Most webhook infrastructure is built in a single region. That decision makes complete sense at the start — your app is in us-east-1, your Postgres is in us-east-1, and your webhook worker is right there alongside them. Latency to your own database is sub-millisecond, and everything works.
Then your SaaS starts acquiring customers in Europe and Asia-Pacific. A customer in Frankfurt asks why their order confirmation webhooks take 350ms to arrive. A customer in Singapore sees 400ms delivery times for events their downstream system is waiting on synchronously. Your single-region webhook worker is making a round trip across two ocean cables for every delivery attempt.
This post walks through how to architect regional webhook forwarding: where the latency comes from, the tradeoffs involved, and a deployment pattern that reduces cross-region delivery latency significantly without requiring you to replicate your entire data plane.
Where the Latency Actually Lives
Before optimizing, it helps to decompose webhook delivery latency into its components.

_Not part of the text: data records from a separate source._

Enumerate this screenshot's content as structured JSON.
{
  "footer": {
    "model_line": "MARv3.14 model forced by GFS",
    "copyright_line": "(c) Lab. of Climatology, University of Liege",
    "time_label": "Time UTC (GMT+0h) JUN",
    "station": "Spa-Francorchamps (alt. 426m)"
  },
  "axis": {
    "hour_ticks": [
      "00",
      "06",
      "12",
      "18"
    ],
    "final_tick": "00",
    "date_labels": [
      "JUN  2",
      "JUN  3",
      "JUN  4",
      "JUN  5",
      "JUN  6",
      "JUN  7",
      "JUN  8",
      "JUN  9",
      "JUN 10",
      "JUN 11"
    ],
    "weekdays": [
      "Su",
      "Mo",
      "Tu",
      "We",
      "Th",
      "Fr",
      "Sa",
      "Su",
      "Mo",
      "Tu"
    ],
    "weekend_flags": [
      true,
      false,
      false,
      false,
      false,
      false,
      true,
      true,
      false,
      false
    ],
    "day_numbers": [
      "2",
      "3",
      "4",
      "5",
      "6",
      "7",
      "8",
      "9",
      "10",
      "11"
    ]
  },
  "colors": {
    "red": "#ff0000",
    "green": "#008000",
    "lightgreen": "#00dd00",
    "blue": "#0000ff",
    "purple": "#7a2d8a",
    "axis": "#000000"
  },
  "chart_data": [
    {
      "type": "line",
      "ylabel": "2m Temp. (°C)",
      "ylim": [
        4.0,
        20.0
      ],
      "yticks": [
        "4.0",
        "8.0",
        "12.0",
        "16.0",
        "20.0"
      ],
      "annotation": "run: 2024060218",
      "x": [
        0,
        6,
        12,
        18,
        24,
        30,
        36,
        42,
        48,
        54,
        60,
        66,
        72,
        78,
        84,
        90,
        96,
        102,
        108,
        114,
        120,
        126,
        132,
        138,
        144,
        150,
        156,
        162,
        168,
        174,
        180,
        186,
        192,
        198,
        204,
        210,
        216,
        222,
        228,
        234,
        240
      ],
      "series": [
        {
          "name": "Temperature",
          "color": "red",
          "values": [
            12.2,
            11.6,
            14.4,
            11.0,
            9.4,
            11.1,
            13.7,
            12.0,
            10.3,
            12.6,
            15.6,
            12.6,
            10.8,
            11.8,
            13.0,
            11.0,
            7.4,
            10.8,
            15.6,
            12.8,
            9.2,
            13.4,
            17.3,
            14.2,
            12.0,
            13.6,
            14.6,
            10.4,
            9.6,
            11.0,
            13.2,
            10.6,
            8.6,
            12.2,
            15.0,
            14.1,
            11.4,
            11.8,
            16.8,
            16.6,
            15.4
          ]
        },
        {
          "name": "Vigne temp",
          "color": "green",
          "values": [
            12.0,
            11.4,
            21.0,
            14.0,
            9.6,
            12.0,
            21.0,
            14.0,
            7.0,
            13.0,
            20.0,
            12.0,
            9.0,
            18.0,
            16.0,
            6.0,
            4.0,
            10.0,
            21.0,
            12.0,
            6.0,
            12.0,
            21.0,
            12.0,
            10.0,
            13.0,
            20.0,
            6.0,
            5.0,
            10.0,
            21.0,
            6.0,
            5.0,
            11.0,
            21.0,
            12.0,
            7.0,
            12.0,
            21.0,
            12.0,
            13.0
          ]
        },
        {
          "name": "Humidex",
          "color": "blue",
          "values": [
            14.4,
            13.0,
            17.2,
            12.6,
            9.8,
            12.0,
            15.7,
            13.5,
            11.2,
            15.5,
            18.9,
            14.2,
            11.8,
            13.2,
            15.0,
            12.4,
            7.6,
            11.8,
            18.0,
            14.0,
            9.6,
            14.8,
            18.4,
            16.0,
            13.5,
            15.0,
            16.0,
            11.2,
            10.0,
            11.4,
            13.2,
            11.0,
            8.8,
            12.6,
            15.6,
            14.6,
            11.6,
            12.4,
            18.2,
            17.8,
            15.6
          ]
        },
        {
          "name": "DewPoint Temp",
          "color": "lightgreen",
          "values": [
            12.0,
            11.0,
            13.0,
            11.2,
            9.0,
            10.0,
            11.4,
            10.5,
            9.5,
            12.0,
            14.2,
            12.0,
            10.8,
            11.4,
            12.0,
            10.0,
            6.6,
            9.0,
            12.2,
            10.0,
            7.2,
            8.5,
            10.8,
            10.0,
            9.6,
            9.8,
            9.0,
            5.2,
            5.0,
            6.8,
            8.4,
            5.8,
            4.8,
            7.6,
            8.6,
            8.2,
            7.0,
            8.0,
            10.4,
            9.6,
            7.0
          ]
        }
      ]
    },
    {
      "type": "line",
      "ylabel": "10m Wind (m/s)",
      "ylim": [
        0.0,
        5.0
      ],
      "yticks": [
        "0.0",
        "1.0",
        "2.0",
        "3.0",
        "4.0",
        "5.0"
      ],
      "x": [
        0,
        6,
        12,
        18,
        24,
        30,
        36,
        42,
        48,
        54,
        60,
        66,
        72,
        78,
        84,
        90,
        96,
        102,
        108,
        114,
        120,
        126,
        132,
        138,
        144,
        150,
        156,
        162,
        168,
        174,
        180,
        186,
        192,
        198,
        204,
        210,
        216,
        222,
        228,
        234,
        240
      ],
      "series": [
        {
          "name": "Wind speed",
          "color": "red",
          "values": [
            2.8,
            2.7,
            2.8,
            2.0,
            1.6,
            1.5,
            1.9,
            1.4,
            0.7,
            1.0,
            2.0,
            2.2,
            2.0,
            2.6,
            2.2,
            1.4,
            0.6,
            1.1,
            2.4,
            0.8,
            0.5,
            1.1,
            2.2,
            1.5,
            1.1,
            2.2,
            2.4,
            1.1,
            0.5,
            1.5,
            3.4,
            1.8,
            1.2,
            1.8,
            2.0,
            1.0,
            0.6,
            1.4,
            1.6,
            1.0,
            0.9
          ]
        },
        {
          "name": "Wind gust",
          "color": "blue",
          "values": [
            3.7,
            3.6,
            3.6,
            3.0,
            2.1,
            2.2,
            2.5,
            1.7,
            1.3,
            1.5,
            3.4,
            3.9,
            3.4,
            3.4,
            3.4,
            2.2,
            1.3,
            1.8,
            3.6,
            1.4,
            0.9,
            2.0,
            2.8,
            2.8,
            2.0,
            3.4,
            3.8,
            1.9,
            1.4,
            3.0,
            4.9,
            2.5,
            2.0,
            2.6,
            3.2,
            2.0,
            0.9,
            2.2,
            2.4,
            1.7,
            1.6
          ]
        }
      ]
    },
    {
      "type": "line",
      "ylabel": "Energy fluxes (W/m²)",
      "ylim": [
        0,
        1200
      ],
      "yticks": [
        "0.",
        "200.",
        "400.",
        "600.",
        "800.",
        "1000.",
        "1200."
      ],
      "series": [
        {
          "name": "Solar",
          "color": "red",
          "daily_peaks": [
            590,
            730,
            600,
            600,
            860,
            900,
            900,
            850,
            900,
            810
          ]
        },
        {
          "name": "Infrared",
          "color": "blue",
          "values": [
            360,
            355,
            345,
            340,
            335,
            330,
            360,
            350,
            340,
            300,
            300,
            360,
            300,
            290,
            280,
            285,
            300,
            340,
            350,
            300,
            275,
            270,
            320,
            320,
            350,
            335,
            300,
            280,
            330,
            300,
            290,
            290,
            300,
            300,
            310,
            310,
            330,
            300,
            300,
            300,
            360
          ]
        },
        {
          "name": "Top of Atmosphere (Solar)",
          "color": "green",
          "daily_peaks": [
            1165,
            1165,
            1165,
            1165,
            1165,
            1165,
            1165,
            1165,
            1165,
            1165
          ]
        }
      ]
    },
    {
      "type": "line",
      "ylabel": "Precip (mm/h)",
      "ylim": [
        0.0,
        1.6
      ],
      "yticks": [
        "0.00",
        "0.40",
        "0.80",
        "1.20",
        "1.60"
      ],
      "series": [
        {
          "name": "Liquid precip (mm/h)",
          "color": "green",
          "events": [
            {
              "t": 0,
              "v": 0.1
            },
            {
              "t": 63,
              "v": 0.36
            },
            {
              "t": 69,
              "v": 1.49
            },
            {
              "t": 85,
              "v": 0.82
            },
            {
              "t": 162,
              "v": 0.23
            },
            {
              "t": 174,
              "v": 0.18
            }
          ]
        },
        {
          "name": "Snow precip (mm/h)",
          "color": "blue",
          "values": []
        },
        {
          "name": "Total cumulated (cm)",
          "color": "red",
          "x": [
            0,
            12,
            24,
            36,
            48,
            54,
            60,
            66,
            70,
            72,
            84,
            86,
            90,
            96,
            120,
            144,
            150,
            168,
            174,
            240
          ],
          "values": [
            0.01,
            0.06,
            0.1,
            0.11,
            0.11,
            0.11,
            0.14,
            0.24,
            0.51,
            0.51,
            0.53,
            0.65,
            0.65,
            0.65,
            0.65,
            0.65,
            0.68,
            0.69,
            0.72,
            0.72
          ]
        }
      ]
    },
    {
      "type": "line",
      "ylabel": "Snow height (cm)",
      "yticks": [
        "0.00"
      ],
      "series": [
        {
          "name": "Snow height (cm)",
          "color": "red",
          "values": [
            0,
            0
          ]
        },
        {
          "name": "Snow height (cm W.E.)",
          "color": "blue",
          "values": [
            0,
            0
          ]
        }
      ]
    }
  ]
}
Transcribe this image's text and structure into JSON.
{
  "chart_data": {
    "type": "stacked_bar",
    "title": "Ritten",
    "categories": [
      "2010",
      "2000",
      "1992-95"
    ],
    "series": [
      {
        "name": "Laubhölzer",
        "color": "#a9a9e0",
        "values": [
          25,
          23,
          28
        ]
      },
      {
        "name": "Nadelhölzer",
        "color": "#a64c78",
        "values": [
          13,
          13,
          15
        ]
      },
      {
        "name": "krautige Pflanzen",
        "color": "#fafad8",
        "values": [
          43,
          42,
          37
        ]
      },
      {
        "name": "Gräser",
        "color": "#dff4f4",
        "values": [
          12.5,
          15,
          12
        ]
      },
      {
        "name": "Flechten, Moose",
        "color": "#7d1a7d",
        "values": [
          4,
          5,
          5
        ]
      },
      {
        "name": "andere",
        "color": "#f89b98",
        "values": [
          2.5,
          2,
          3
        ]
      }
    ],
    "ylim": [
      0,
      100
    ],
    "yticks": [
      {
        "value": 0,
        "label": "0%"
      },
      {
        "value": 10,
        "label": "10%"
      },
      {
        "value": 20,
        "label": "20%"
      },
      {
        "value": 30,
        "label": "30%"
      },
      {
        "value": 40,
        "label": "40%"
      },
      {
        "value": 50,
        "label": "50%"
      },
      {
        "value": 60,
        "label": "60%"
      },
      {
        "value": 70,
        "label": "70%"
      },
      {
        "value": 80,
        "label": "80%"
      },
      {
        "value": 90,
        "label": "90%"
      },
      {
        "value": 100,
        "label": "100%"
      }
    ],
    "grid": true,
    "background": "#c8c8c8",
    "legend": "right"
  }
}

For a typical delivery from us-east-1 to a destination in ap-southeast-1 (Singapore):
| Component | Typical latency |
|---|---|
| Event enqueue (producer → queue) | 2–5 ms |
| Worker poll interval | 0–500 ms |
| TCP connect to destination (cross-region) | 170–200 ms |
| TLS handshake (cross-region) | 170–200 ms (1 RTT) |
| HTTP request send + response | 20–50 ms |
| Worker write delivery result to DB | 2–5 ms |
| Total (worst case) | ~960 ms |
The single biggest cost is the TCP+TLS handshake: roughly two round trips across a cross-region path, each at ~180ms, adds up to ~360ms before a single byte of your payload is transmitted. This isn't a software problem — it's physics. Light takes time to cross an ocean.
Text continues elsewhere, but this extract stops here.